Mais ceux qui accompagnaient le général commençaient à se lasser, et il fallut tout son enthousiasme pour exciter le leur. Il leur fit écouter des voix qui semblaient se faire entendre devant eux, et en tira la preuve qu’ils étaient sur les traces de quelque ennemi de la république, qui, pour exécuter des complots de malveillance, s’était retiré dans cette forteresse extraordinaire.
Cependant, malgré tous ces encouragemens, le zèle des soldats se ralentissait. Ils se parlaient à voix basse les uns aux autres des diables de Woodstock, qui les conduisaient peut-être vers une chambre qu’on disait exister dans le palais, et dont le plancher, faisant bascule, précipitait dans un abîme sans fond ceux qui y entraient.
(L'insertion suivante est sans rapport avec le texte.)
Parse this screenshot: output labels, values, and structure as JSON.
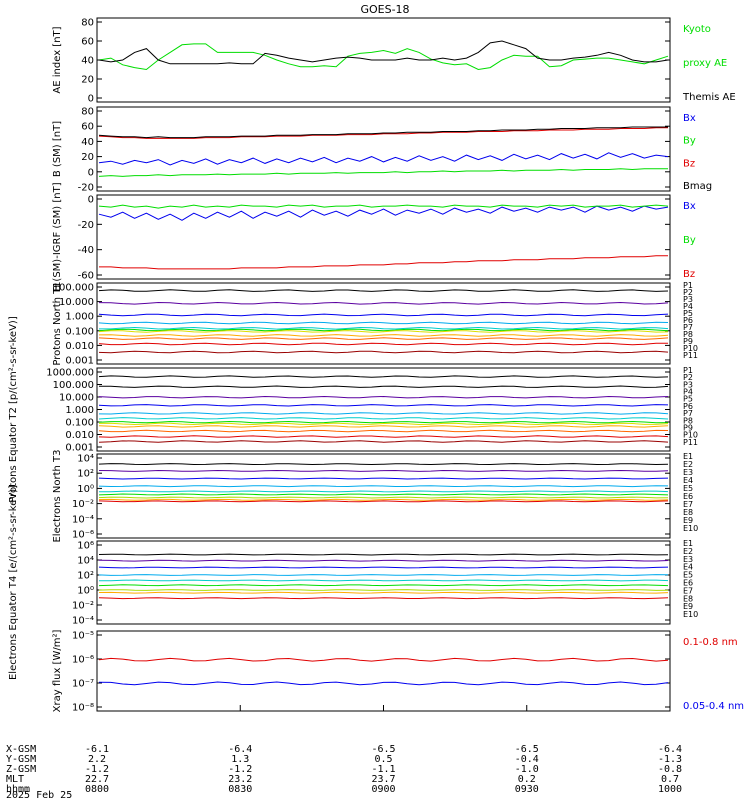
{
  "title": "GOES-18",
  "date": "2025 Feb 25",
  "colors": {
    "black": "#000000",
    "red": "#e00000",
    "green": "#00dd00",
    "blue": "#0000ee"
  },
  "ephemeris": {
    "rows": [
      "X-GSM",
      "Y-GSM",
      "Z-GSM",
      "MLT",
      "hhmm"
    ],
    "columns": [
      {
        "x": "-6.1",
        "y": "2.2",
        "z": "-1.2",
        "mlt": "22.7",
        "hhmm": "0800"
      },
      {
        "x": "-6.4",
        "y": "1.3",
        "z": "-1.2",
        "mlt": "23.2",
        "hhmm": "0830"
      },
      {
        "x": "-6.5",
        "y": "0.5",
        "z": "-1.1",
        "mlt": "23.7",
        "hhmm": "0900"
      },
      {
        "x": "-6.5",
        "y": "-0.4",
        "z": "-1.0",
        "mlt": "0.2",
        "hhmm": "0930"
      },
      {
        "x": "-6.4",
        "y": "-1.3",
        "z": "-0.8",
        "mlt": "0.7",
        "hhmm": "1000"
      }
    ]
  },
  "chart_data": [
    {
      "type": "line",
      "ylabel": "AE index [nT]",
      "yticks": [
        "80",
        "60",
        "40",
        "20",
        "0"
      ],
      "ylim": [
        0,
        80
      ],
      "scale": "linear",
      "legend": [
        {
          "text": "Kyoto",
          "color": "#00dd00"
        },
        {
          "text": "proxy AE",
          "color": "#00dd00"
        },
        {
          "text": "Themis AE",
          "color": "#000000"
        }
      ],
      "series": [
        {
          "color": "#00dd00",
          "values": [
            40,
            42,
            35,
            32,
            30,
            40,
            48,
            56,
            57,
            57,
            48,
            48,
            48,
            48,
            45,
            40,
            36,
            33,
            33,
            34,
            33,
            44,
            47,
            48,
            50,
            47,
            52,
            48,
            41,
            37,
            35,
            36,
            30,
            32,
            40,
            45,
            44,
            44,
            33,
            34,
            40,
            41,
            42,
            42,
            40,
            38,
            36,
            40,
            44
          ]
        },
        {
          "color": "#000000",
          "values": [
            40,
            38,
            40,
            48,
            52,
            40,
            36,
            36,
            36,
            36,
            36,
            37,
            36,
            36,
            47,
            45,
            42,
            40,
            38,
            40,
            42,
            43,
            42,
            40,
            40,
            40,
            42,
            40,
            40,
            42,
            40,
            42,
            48,
            58,
            60,
            56,
            52,
            42,
            40,
            40,
            42,
            43,
            45,
            48,
            45,
            40,
            38,
            38,
            40
          ]
        }
      ]
    },
    {
      "type": "line",
      "ylabel": "B (SM) [nT]",
      "yticks": [
        "80",
        "60",
        "40",
        "20",
        "0",
        "-20"
      ],
      "ylim": [
        -20,
        80
      ],
      "scale": "linear",
      "legend": [
        {
          "text": "Bx",
          "color": "#0000ee"
        },
        {
          "text": "By",
          "color": "#00dd00"
        },
        {
          "text": "Bz",
          "color": "#e00000"
        },
        {
          "text": "Bmag",
          "color": "#000000"
        }
      ],
      "series": [
        {
          "color": "#0000ee",
          "values": [
            12,
            14,
            10,
            15,
            12,
            16,
            9,
            15,
            11,
            17,
            10,
            16,
            12,
            18,
            11,
            17,
            12,
            18,
            13,
            19,
            12,
            18,
            14,
            20,
            13,
            19,
            14,
            21,
            15,
            20,
            14,
            22,
            16,
            21,
            15,
            23,
            17,
            22,
            16,
            24,
            18,
            23,
            17,
            25,
            19,
            24,
            18,
            22,
            20
          ]
        },
        {
          "color": "#00dd00",
          "values": [
            -6,
            -5,
            -6,
            -5,
            -5,
            -4,
            -5,
            -4,
            -4,
            -4,
            -3,
            -4,
            -3,
            -3,
            -3,
            -2,
            -3,
            -2,
            -2,
            -2,
            -1,
            -2,
            -1,
            -1,
            -1,
            0,
            -1,
            0,
            0,
            1,
            0,
            1,
            1,
            1,
            2,
            1,
            2,
            2,
            2,
            3,
            2,
            3,
            3,
            3,
            4,
            3,
            4,
            4,
            4
          ]
        },
        {
          "color": "#e00000",
          "values": [
            47,
            46,
            45,
            45,
            44,
            44,
            44,
            44,
            44,
            45,
            45,
            45,
            46,
            46,
            46,
            47,
            47,
            47,
            48,
            48,
            48,
            49,
            49,
            49,
            50,
            50,
            50,
            51,
            51,
            52,
            52,
            52,
            53,
            53,
            53,
            54,
            54,
            54,
            55,
            55,
            55,
            56,
            56,
            56,
            57,
            57,
            57,
            58,
            58
          ]
        },
        {
          "color": "#000000",
          "values": [
            48,
            47,
            46,
            46,
            45,
            46,
            45,
            45,
            45,
            46,
            46,
            46,
            47,
            47,
            47,
            48,
            48,
            48,
            49,
            49,
            49,
            50,
            50,
            50,
            51,
            51,
            52,
            52,
            52,
            53,
            53,
            53,
            54,
            54,
            55,
            55,
            55,
            56,
            56,
            57,
            57,
            57,
            58,
            58,
            58,
            59,
            59,
            59,
            59
          ]
        }
      ]
    },
    {
      "type": "line",
      "ylabel": "B (SM)-IGRF (SM) [nT]",
      "yticks": [
        "0",
        "-20",
        "-40",
        "-60"
      ],
      "ylim": [
        -65,
        10
      ],
      "scale": "linear",
      "legend": [
        {
          "text": "Bx",
          "color": "#0000ee"
        },
        {
          "text": "By",
          "color": "#00dd00"
        },
        {
          "text": "Bz",
          "color": "#e00000"
        }
      ],
      "series": [
        {
          "color": "#0000ee",
          "values": [
            -5,
            -8,
            -3,
            -9,
            -4,
            -10,
            -5,
            -11,
            -4,
            -9,
            -3,
            -8,
            -2,
            -9,
            -3,
            -7,
            -2,
            -8,
            -1,
            -6,
            -2,
            -7,
            -1,
            -5,
            0,
            -6,
            -1,
            -4,
            0,
            -5,
            1,
            -3,
            0,
            -4,
            2,
            -2,
            1,
            -3,
            2,
            -1,
            2,
            -3,
            3,
            -1,
            2,
            -2,
            3,
            0,
            2
          ]
        },
        {
          "color": "#00dd00",
          "values": [
            3,
            2,
            4,
            2,
            3,
            1,
            3,
            2,
            4,
            2,
            3,
            2,
            4,
            3,
            3,
            2,
            4,
            3,
            4,
            2,
            3,
            3,
            4,
            2,
            3,
            3,
            4,
            3,
            3,
            2,
            4,
            3,
            3,
            2,
            4,
            3,
            3,
            2,
            4,
            3,
            4,
            2,
            3,
            3,
            4,
            2,
            3,
            4,
            3
          ]
        },
        {
          "color": "#e00000",
          "values": [
            -57,
            -57,
            -58,
            -58,
            -58,
            -59,
            -59,
            -59,
            -59,
            -59,
            -59,
            -59,
            -58,
            -58,
            -58,
            -58,
            -57,
            -57,
            -57,
            -56,
            -56,
            -56,
            -55,
            -55,
            -55,
            -54,
            -54,
            -53,
            -53,
            -53,
            -52,
            -52,
            -51,
            -51,
            -51,
            -50,
            -50,
            -50,
            -49,
            -49,
            -49,
            -48,
            -48,
            -48,
            -47,
            -47,
            -47,
            -46,
            -46
          ]
        }
      ]
    },
    {
      "type": "line",
      "ylabel": "Protons North T1",
      "yticks": [
        "100.000",
        "10.000",
        "1.000",
        "0.100",
        "0.010",
        "0.001"
      ],
      "ylim": [
        0.0005,
        150
      ],
      "scale": "log",
      "legend": [
        {
          "text": "P1",
          "color": "#000000"
        },
        {
          "text": "P2",
          "color": "#000000"
        },
        {
          "text": "P3",
          "color": "#0000ee"
        },
        {
          "text": "P4",
          "color": "#0000ee"
        },
        {
          "text": "P5",
          "color": "#00aaee"
        },
        {
          "text": "P6",
          "color": "#00cccc"
        },
        {
          "text": "P7",
          "color": "#dddd00"
        },
        {
          "text": "P8",
          "color": "#ffaa00"
        },
        {
          "text": "P9",
          "color": "#ff8800"
        },
        {
          "text": "P10",
          "color": "#e00000"
        },
        {
          "text": "P11",
          "color": "#990000"
        }
      ],
      "series": [
        {
          "color": "#000000",
          "level": 80
        },
        {
          "color": "#5a00a0",
          "level": 9
        },
        {
          "color": "#0000ee",
          "level": 1.2
        },
        {
          "color": "#00aaee",
          "level": 0.3
        },
        {
          "color": "#00cccc",
          "level": 0.12
        },
        {
          "color": "#00dd00",
          "level": 0.09
        },
        {
          "color": "#dddd00",
          "level": 0.07
        },
        {
          "color": "#ffaa00",
          "level": 0.035
        },
        {
          "color": "#ff6600",
          "level": 0.02
        },
        {
          "color": "#e00000",
          "level": 0.008
        },
        {
          "color": "#990000",
          "level": 0.002
        }
      ]
    },
    {
      "type": "line",
      "ylabel": "Protons Equator T2 [p/(cm²-s-sr-keV)]",
      "yticks": [
        "1000.000",
        "100.000",
        "10.000",
        "1.000",
        "0.100",
        "0.010",
        "0.001"
      ],
      "ylim": [
        0.0005,
        1500
      ],
      "scale": "log",
      "legend": [
        {
          "text": "P1",
          "color": "#000000"
        },
        {
          "text": "P2",
          "color": "#000000"
        },
        {
          "text": "P3",
          "color": "#0000ee"
        },
        {
          "text": "P4",
          "color": "#0000ee"
        },
        {
          "text": "P5",
          "color": "#00aaee"
        },
        {
          "text": "P6",
          "color": "#00cccc"
        },
        {
          "text": "P7",
          "color": "#dddd00"
        },
        {
          "text": "P8",
          "color": "#ffaa00"
        },
        {
          "text": "P9",
          "color": "#ff8800"
        },
        {
          "text": "P10",
          "color": "#e00000"
        },
        {
          "text": "P11",
          "color": "#990000"
        }
      ],
      "series": [
        {
          "color": "#000000",
          "level": 600
        },
        {
          "color": "#000000",
          "level": 80
        },
        {
          "color": "#5a00a0",
          "level": 10
        },
        {
          "color": "#0000ee",
          "level": 2
        },
        {
          "color": "#00aaee",
          "level": 0.4
        },
        {
          "color": "#00cccc",
          "level": 0.15
        },
        {
          "color": "#00dd00",
          "level": 0.07
        },
        {
          "color": "#dddd00",
          "level": 0.05
        },
        {
          "color": "#ffaa00",
          "level": 0.03
        },
        {
          "color": "#ff6600",
          "level": 0.012
        },
        {
          "color": "#e00000",
          "level": 0.004
        },
        {
          "color": "#990000",
          "level": 0.0015
        }
      ]
    },
    {
      "type": "line",
      "ylabel": "Electrons North T3",
      "yticks": [
        "10⁴",
        "10²",
        "10⁰",
        "10⁻²",
        "10⁻⁴",
        "10⁻⁶"
      ],
      "ylim": [
        -6,
        4
      ],
      "scale": "log-exponent",
      "legend": [
        {
          "text": "E1",
          "color": "#000000"
        },
        {
          "text": "E2",
          "color": "#5a00a0"
        },
        {
          "text": "E3",
          "color": "#0000ee"
        },
        {
          "text": "E4",
          "color": "#00aaee"
        },
        {
          "text": "E5",
          "color": "#00cccc"
        },
        {
          "text": "E6",
          "color": "#00dd00"
        },
        {
          "text": "E7",
          "color": "#aadd00"
        },
        {
          "text": "E8",
          "color": "#ffaa00"
        },
        {
          "text": "E9",
          "color": "#e00000"
        },
        {
          "text": "E10",
          "color": "#990000"
        }
      ],
      "series": [
        {
          "color": "#000000",
          "level": 3.2
        },
        {
          "color": "#5a00a0",
          "level": 2.3
        },
        {
          "color": "#0000ee",
          "level": 1.3
        },
        {
          "color": "#00aaee",
          "level": 0.3
        },
        {
          "color": "#00cccc",
          "level": -0.4
        },
        {
          "color": "#00dd00",
          "level": -0.8
        },
        {
          "color": "#aadd00",
          "level": -1.2
        },
        {
          "color": "#ffaa00",
          "level": -1.5
        },
        {
          "color": "#e00000",
          "level": -1.7
        }
      ]
    },
    {
      "type": "line",
      "ylabel": "Electrons Equator T4 [e/(cm²-s-sr-keV)]",
      "yticks": [
        "10⁶",
        "10⁴",
        "10²",
        "10⁰",
        "10⁻²",
        "10⁻⁴"
      ],
      "ylim": [
        -5,
        6
      ],
      "scale": "log-exponent",
      "legend": [
        {
          "text": "E1",
          "color": "#000000"
        },
        {
          "text": "E2",
          "color": "#5a00a0"
        },
        {
          "text": "E3",
          "color": "#0000ee"
        },
        {
          "text": "E4",
          "color": "#00aaee"
        },
        {
          "text": "E5",
          "color": "#00cccc"
        },
        {
          "text": "E6",
          "color": "#00dd00"
        },
        {
          "text": "E7",
          "color": "#aadd00"
        },
        {
          "text": "E8",
          "color": "#ffaa00"
        },
        {
          "text": "E9",
          "color": "#e00000"
        },
        {
          "text": "E10",
          "color": "#990000"
        }
      ],
      "series": [
        {
          "color": "#000000",
          "level": 4.6
        },
        {
          "color": "#5a00a0",
          "level": 3.7
        },
        {
          "color": "#0000ee",
          "level": 2.7
        },
        {
          "color": "#00aaee",
          "level": 1.6
        },
        {
          "color": "#00cccc",
          "level": 0.8
        },
        {
          "color": "#00dd00",
          "level": 0.1
        },
        {
          "color": "#aadd00",
          "level": -0.6
        },
        {
          "color": "#ffaa00",
          "level": -1.0
        },
        {
          "color": "#e00000",
          "level": -1.8
        }
      ]
    },
    {
      "type": "line",
      "ylabel": "Xray flux [W/m²]",
      "yticks": [
        "10⁻⁵",
        "10⁻⁶",
        "10⁻⁷",
        "10⁻⁸"
      ],
      "ylim": [
        -8.2,
        -5
      ],
      "scale": "log-exponent",
      "legend": [
        {
          "text": "0.1-0.8 nm",
          "color": "#e00000"
        },
        {
          "text": "0.05-0.4 nm",
          "color": "#0000ee"
        }
      ],
      "series": [
        {
          "color": "#e00000",
          "level": -6.1
        },
        {
          "color": "#0000ee",
          "level": -7.15
        }
      ]
    }
  ]
}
Humgudgeon donna à entendre qu’il avait consulté le matin même les saintes Écritures par le moyen du sort, et qu’il était tombé sur le passage : – Eutiche tomba du troisième étage. L’énergie et l’autorité de Cromwell, avec des rafraîchissemens et quelques verres d’eau-de-vie qu’on distribua aux soldats, les déterminèrent à continuer leur tâche.
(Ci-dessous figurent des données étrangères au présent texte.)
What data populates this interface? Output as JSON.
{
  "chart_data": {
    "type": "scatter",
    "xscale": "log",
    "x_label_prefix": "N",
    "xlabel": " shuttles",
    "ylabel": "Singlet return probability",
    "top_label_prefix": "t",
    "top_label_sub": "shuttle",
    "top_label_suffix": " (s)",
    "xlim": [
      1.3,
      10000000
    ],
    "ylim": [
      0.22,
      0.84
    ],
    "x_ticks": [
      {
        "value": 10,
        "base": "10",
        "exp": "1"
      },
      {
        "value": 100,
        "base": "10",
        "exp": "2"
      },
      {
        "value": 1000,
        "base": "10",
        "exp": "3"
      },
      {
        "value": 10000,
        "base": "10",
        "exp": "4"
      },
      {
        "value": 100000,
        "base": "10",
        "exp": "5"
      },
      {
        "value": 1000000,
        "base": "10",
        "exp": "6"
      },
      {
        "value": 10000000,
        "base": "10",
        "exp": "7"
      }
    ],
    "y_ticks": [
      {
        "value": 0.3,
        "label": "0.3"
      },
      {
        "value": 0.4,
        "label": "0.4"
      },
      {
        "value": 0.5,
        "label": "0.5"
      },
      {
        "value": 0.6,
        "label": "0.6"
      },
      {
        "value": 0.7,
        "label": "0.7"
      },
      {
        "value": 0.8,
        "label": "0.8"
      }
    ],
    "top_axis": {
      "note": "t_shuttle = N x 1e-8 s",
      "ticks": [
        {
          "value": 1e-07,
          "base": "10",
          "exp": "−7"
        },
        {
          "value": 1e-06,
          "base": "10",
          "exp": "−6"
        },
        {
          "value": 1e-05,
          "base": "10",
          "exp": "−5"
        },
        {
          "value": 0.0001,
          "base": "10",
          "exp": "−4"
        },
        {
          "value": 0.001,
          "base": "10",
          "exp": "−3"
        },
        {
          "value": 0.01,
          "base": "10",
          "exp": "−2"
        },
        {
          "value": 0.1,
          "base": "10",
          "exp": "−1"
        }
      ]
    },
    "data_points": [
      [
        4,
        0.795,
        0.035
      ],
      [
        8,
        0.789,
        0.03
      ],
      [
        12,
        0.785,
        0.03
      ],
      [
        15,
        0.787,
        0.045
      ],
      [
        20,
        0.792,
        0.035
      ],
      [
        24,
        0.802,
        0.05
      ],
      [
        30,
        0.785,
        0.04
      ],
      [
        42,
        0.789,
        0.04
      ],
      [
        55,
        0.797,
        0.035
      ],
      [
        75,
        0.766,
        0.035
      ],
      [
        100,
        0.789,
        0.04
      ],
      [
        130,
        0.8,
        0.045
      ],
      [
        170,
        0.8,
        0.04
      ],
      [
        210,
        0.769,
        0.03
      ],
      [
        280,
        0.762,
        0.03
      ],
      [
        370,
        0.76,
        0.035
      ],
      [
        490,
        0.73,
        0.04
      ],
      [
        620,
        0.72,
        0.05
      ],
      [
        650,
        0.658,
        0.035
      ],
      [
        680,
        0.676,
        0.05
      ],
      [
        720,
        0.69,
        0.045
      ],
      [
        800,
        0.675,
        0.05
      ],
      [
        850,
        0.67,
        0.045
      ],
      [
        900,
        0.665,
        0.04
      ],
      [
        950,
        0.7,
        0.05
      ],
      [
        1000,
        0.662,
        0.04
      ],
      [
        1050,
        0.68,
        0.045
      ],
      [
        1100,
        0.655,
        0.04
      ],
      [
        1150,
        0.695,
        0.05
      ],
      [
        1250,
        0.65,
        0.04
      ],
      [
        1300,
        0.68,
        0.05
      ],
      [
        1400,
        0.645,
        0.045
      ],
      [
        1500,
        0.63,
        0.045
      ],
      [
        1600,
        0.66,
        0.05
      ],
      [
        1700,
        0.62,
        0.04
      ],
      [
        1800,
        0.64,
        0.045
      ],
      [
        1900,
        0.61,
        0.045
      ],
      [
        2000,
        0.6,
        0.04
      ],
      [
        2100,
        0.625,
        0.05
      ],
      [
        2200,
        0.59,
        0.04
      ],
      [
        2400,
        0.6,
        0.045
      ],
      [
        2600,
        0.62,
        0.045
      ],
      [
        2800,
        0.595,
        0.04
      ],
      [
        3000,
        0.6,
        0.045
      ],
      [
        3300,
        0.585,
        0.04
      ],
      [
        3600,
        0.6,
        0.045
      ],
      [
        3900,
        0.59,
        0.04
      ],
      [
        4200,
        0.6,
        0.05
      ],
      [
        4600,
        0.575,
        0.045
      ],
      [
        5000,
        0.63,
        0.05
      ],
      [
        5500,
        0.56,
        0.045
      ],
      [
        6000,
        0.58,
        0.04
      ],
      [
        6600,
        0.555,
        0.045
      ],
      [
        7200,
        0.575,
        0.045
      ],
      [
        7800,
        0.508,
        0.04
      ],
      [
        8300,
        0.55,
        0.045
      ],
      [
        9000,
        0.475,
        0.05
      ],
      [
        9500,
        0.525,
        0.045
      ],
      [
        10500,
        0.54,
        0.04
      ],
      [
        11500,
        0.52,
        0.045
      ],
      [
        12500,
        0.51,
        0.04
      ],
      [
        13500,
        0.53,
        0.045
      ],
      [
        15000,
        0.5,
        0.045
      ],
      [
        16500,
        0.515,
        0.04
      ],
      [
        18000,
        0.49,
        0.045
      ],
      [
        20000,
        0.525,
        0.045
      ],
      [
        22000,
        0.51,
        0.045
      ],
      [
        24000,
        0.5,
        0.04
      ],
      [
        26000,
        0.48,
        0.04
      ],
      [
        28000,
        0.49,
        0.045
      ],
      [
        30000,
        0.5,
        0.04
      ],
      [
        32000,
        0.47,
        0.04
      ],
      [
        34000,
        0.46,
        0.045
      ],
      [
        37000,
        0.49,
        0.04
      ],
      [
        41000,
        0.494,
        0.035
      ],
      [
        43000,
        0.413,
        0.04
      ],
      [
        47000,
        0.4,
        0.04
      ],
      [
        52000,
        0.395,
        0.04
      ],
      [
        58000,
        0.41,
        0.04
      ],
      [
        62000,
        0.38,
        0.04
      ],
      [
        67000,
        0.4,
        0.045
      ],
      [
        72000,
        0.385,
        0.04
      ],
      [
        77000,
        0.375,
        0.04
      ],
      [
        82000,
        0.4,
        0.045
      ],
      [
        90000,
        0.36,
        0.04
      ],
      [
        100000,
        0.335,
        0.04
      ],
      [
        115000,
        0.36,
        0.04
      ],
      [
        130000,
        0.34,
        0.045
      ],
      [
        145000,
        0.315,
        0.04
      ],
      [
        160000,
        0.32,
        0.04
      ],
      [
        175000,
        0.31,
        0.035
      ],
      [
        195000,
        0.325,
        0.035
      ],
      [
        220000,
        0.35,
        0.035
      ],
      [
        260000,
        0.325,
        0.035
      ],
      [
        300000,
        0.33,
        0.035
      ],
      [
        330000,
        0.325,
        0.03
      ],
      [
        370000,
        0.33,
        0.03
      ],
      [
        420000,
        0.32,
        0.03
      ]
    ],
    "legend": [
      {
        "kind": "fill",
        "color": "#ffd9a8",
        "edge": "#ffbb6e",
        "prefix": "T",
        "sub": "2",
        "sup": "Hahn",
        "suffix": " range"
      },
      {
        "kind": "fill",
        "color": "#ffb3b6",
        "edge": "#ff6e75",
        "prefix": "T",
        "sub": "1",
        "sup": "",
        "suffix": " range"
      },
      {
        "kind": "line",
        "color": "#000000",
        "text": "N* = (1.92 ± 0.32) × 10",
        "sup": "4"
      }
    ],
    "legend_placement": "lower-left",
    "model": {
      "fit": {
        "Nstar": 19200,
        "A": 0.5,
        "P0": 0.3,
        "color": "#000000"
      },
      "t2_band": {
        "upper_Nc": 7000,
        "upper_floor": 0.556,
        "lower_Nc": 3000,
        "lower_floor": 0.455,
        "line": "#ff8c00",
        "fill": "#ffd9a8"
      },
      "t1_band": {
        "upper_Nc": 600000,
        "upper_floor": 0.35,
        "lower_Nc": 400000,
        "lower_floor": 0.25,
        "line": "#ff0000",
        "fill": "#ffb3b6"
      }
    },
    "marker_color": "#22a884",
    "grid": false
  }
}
Néanmoins, malgré leurs efforts infatigables, l’aurore parut avant qu’ils fussent arrivés à l’appartement du docteur Rochecliffe, dont nous avons déjà fait la description, et ils n’y arrivèrent que par un chemin beaucoup plus difficile que celui que prenait le docteur pour s’y rendre. Mais là toute leur habileté se trouva long-temps en défaut. D’après les nombreux objets de diverse nature qui s’y trouvaient rassemblés, les apprêts d’un souper froid, et un lit tout préparé, il semblait qu’ils étaient arrivés au quartier-général du labyrinthe ; mais les divers passages qui y aboutissaient conduisaient à des endroits qu’ils connaissaient déjà, ou communiquaient avec les parties de la maison où avaient été placées des sentinelles, qui les assurèrent que personne n’y avait passé. Cromwell resta long-temps dans l’incertitude de ce qu’il devait faire. Avant d’avoir pris son parti il donna ordre à Pearson de s’emparer des écritures en chiffres, et des papiers les plus importans qui étaient sur la table. – Cependant, ajouta-t-il, je crois qu’il s’y trouvera peu de chose que je ne sache déjà, grace à Tomkins le Fidèle. – Ô Joseph l’Honnête, il ne reste pas dans toute l’Angleterre un agent aussi actif et aussi rusé que toi !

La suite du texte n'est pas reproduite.